Search code examples
apache-sparksolrlucenesolrjsolrcloud

Indexing of Spark 3 Dataframe into Apache Solr 8


I have setup a small size Hadoop Yarn cluster where Apache Spark is running. I have some data (JSON, CSV) that I upload to Spark (data-frame) for some analysis. Later, I have to index all data-frame data into Apache SOlr. I am using Spark 3 and Solr 8.8 version.

In my search, I have found a solution here but it is for different version of Spark. Hence, I have decided to ask someone for this.

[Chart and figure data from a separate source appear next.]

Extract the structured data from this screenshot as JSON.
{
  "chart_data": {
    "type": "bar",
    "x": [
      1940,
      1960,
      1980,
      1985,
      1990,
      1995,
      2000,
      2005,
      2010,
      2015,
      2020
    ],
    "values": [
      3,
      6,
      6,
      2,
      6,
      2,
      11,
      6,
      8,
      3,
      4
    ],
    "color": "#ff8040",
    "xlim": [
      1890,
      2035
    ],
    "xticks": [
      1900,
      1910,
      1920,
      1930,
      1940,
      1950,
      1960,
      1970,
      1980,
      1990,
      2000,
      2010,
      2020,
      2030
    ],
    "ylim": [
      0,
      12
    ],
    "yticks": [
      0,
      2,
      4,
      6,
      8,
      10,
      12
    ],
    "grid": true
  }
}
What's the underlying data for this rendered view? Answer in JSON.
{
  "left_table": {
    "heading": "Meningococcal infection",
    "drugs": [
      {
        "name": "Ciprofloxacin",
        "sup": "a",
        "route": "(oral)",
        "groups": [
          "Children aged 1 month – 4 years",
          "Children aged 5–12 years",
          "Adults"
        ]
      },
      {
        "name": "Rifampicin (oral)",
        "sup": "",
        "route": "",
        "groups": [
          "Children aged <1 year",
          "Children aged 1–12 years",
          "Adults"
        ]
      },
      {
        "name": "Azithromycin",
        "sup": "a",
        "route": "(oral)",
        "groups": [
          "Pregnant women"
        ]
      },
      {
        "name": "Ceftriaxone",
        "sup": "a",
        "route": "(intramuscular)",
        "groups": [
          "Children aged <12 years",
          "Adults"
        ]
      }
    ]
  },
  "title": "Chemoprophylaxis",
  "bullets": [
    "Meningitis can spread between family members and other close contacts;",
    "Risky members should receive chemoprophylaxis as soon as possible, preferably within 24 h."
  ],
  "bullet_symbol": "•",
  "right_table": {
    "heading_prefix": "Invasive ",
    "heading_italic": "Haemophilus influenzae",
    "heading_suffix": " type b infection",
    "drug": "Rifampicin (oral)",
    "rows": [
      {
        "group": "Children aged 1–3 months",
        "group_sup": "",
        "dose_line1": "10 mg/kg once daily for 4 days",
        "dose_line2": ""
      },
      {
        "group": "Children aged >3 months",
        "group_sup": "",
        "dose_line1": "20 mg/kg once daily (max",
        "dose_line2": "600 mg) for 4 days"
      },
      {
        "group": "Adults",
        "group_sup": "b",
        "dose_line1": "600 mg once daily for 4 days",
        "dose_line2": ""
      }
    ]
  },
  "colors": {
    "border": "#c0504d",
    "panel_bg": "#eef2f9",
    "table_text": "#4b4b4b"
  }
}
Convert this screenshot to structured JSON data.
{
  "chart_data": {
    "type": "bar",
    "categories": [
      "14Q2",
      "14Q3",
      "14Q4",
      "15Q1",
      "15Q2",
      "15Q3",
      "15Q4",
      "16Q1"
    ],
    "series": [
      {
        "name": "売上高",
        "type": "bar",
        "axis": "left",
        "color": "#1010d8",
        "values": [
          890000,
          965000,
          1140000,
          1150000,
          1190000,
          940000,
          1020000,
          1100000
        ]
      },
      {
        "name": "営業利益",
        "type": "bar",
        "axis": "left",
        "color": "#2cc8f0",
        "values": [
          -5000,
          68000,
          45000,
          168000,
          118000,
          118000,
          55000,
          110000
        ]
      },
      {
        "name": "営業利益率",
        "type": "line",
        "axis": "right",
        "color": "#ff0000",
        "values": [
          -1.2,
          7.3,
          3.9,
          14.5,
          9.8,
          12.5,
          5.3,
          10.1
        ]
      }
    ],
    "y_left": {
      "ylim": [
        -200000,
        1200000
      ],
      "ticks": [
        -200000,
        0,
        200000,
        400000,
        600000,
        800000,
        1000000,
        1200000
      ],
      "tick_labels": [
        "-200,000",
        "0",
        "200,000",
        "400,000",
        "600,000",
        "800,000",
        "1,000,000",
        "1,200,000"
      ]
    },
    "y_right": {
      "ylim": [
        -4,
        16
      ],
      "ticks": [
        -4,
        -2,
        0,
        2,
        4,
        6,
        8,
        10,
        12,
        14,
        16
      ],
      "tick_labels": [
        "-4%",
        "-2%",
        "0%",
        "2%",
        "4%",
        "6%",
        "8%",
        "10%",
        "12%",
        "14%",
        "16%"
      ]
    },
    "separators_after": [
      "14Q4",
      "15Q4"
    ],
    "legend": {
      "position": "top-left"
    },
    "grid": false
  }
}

Is there any builtin option for this task. I am open to use SolrJ and pySpark (not scal shell).


Solution

  • I found a solution myself. Till now Lucidword spark-solr module does not support these versions of Spark (3.0.2) and Solr (8.8). I have first installed PySolr module and then use following example code to finish my job:

    import pysolr
    import json
    
    def solrIndexer(row):
        solr = pysolr.Solr('http://localhost:8983/solr/spark-test')
        obj = json.loads(row)
        solr.add(obj)
    
    #load data to dataframe from HDFS
    csvDF = spark.read.load("hdfs://hms/data/*.csv", format="csv", sep=",", inferSchema="true", header="true")
    
    csvDF.toJSON().map(solrIndexer).count()
    

    If there is some better option or improvement in above code, you are welcome to answer.